First, a brief recap of the compression ideas:
- The data model is a sequence of (timestamp:int64, value:double) pairs. They split a sequence into blocks aligned with two-hour windows but we'll ignore such higher-level concerns.
- Timestamps and values are compressed separately.
- Timestamps are stored as the first timestamp value followed by variable-length encoded delta of deltas. Four value ranges are supported ([-63:64] , [-255:256], [-2047:2048], "fits into 32 bits").
- Values are stored as a sequence of the first value followed by variable-length encoded values produced by XOR-ing next value with the previous one. The binary representation of an XOR-ed value is split into "leading zeros", "block value", and "trailing zeroes" parts. The numbers of leading and trailing zeroes are stored as bytes.

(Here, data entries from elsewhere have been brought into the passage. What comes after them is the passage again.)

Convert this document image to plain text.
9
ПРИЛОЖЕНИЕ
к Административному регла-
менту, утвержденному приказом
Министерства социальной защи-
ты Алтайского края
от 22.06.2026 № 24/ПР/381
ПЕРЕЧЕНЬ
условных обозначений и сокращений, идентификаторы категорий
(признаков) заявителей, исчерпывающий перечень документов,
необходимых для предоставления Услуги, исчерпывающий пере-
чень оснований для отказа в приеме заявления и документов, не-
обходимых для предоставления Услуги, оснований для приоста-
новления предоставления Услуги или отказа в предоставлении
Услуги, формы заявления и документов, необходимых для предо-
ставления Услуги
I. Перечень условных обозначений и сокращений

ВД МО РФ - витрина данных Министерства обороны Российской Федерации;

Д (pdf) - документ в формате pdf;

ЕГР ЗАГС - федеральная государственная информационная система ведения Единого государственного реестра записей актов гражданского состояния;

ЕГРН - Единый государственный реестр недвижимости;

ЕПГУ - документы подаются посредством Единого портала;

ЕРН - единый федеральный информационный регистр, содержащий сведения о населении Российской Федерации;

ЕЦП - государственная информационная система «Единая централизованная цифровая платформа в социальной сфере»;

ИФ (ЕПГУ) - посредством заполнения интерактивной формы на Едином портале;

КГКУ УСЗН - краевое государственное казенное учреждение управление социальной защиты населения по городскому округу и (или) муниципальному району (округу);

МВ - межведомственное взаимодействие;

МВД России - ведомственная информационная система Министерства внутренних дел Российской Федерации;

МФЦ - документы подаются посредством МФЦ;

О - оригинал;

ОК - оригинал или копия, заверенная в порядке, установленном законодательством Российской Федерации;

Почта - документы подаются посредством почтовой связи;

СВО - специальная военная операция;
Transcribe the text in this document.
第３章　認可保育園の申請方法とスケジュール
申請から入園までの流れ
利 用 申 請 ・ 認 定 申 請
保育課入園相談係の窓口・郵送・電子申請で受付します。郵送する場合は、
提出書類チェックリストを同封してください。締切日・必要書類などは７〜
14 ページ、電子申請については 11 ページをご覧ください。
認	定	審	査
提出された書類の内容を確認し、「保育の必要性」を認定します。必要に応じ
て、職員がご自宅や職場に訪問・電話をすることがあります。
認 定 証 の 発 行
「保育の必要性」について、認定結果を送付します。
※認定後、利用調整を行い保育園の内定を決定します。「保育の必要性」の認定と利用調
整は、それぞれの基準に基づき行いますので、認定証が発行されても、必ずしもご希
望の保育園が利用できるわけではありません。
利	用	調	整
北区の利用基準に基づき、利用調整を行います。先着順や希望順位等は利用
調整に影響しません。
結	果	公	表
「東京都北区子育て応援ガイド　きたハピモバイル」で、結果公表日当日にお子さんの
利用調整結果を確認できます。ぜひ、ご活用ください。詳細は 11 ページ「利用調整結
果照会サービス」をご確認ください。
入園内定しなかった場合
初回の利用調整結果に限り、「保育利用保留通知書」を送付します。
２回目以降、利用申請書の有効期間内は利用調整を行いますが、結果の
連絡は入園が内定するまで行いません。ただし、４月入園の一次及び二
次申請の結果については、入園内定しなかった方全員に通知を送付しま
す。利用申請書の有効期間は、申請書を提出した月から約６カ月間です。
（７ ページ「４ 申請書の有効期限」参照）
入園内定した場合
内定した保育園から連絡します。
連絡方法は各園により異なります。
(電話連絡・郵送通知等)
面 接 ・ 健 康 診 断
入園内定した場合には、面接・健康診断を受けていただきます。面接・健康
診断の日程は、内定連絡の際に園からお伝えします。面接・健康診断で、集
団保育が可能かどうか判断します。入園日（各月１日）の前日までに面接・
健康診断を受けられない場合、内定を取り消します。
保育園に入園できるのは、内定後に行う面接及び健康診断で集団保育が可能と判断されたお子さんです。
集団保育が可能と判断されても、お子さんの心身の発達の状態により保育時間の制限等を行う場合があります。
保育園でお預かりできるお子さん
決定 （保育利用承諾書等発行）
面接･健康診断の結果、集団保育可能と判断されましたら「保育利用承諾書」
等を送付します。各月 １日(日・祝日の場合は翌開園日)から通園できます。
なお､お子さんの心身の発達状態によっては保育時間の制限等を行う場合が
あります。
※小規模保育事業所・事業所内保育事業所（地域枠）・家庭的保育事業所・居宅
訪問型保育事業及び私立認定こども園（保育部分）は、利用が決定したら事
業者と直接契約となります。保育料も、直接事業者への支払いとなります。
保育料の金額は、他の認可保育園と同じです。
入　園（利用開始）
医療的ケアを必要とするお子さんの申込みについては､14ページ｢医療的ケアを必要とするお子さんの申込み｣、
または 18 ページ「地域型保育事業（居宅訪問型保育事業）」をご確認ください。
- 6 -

I wanted to see how well Gorilla compression can cope with less predictable data. The kind of time series I am interested in is not as periodic as IoT data. So I ended up porting a couple of classes to Java. The time series class can be used for writing data or reading it but not both simultaneously.
The current implementation is intended to help with testing compression quality and does not necessarily support other uses. The unit test shows how to read a compressed time series. The only catch is that reading the first timestamp requires a dedicated method call while all the values can be read calling the same method.